Search code examples
csvcopyduckdb

DuckDB- copy large number of CSVs to table increasingly slow


I am moving over from sqlite to DuckDB. I am trying to add about 2tb of data, ~5 billion rows, stored in 10k csvs to a DuckDB table. The format, structure, size etc of each csv is identical.

The first csv copy-ed in 2 secs, halfway through it's now taking 15 seconds per csv, and continues to get increasingly slow. Presumably I am doing something which is causing more than just writing onto the end of the table.

I am using python on a windows machine. I also found that python was not clearing the ram unless I disconnected and reconnected to the db. I never had this issue with sqlite.

Below is my code. Thanks.

# Process Each CSV File
for i, file in enumerate(csv_files, start=1):
    file_start_time = time.time()

    # Print progress message
    print(f"Processing file {i}/{total_files}: {file}")

    # Copy csv file to table
    query = f"COPY search_data FROM '{file}'"
    con.execute(query)

    # cleanup
    if i % batch_size == 0:
        con.close()  # Disconnect from DuckDB
        gc.collect()  # Force memory cleanup
        con = duckdb.connect(raw_duckdb_path)


Solution

  • I'm posting what I've found and my workaround to this having played around with it for a couple of days in case anyone else comes across this issue in the future.

    The main solution I found was to combine a large number of CSVs, and then write that onto the table at once. This is in the spirit of the known overheads when inserting.

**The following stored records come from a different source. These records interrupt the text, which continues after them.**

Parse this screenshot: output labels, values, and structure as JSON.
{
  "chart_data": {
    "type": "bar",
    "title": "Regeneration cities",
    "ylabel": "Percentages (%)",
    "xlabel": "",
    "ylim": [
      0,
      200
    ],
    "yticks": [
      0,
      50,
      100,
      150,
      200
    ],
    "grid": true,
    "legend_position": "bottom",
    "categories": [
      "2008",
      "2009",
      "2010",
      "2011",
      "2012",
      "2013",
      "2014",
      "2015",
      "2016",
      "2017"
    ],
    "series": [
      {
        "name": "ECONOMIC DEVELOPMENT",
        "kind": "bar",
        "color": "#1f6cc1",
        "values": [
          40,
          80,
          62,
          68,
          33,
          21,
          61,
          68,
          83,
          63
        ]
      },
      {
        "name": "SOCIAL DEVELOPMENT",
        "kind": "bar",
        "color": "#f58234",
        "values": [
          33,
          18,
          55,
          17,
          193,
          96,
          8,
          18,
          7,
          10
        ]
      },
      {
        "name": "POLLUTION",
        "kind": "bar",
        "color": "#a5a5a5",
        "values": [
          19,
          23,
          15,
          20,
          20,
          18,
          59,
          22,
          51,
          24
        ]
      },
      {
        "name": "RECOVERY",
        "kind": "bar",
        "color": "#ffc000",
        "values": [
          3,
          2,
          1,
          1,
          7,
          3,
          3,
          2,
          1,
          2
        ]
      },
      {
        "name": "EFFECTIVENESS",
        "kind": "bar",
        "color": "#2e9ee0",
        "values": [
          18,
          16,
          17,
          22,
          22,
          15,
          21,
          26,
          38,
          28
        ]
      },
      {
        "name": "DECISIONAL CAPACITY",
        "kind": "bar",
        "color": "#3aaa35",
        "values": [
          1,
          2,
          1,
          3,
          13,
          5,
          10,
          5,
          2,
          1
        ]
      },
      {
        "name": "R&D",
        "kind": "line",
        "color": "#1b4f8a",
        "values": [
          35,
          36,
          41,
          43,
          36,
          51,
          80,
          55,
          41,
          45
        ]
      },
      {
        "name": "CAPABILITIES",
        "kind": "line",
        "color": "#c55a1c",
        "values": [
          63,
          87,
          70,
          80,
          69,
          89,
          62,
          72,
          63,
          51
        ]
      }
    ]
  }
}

    I ran speed tests where I read a batch number of my 200mb CSVs into a list, combined them, wrote them back to disk as a large combined CSV and then imported that into my DuckDB table. I tested speeds using both INSERT INTO and COPY, via python.

    I tested batch sizes of 1, 5, 25, 50, 100, 250 and 500 CSVs. Note that the batch size of 500 was producing CSVs of ~100gb. For reference I'm running a workstation with 512gb of ram, 24 CPUs, and all IO was using m2 NVMe SSDs. CSVs have 44 columns of varying types (string, integer, date, double etc) and each has approximately 600-700k rows. Speeds reflect the entire operation. (connecting to db, reading and combining CSVs, INSERTing / COPYing, and disconnecting). Below is the code snippet.

    for batch_size in batch_sizes:
    print(f"Processing batch size: {batch_size}")
    
    # Start timing
    start_time = time.time()
    
    # Connect to DuckDB
    con = duckdb.connect(raw_duckdb_path)
    
    # Read CSVs into a list of DataFrames (up to batch_size files)
    df_list = [pl.read_csv(csv) for csv in csv_files[:min(batch_size, total_files)]]
    
    # Combine all DataFrames into one
    combined_df = pl.concat(df_list, how="diagonal")
    
    # Define output CSV path
    output_path = f"{output_folder}/combined_{batch_size}.csv"
    
    # Write the combined data to CSV
    combined_df.write_csv(output_path)
    
    # Insert CSV into DuckDB
    #sql = f"INSERT INTO search_buying SELECT * FROM read_csv_auto('{output_path}');"
    sql = f"COPY search_buying FROM '{output_path}' (AUTO_DETECT TRUE);"
    con.execute(sql)
    
    # Disconnect from DuckDB
    con.close()
    
    # End timing
    elapsed_time = time.time() - start_time
    
    # Compute implied time per CSV
    time_per_csv = elapsed_time / batch_size
    
    # Store results
    results.append({"batch_size": batch_size, "time_taken": elapsed_time, "time_per_csv": time_per_csv})
    

    Results are plotted below as well as in table form.

    enter image description here enter image description here

    Performance was optimised using batches of 100 and using INSERT. Batches of 100 CSVs results in combined files of around 20gb which I suspect is also more manageable for most machines in terms of ram. I suspect the slow down at high speeds is actually coming from longer write times of the combined CSV rather than the INSERT/COPY but I haven't tested that. These were tested on a table that already had around 500gb of CSV imported into it, to make sure they weren't going to exhibit the similar types of slow downs I discussed earlier as the table got bigger. While it may get slower due to some overhead with a bigger table, it will essentially be split across a lot more CSVs.

    I tried something similar in R using only INSERT, and the times were awful. To insert 1 CSV took 4 minutes, and even at a batch of 100 CSVs it was taking around 30 seconds per CSV. I was also finding disconnecting in R was taking ages, and there seemed to be major leaky ram issues. I thought it might be an issue with my duckdb library install / version of R. I did a fresh install of R, R tools and libraries, and the issues were unchanged.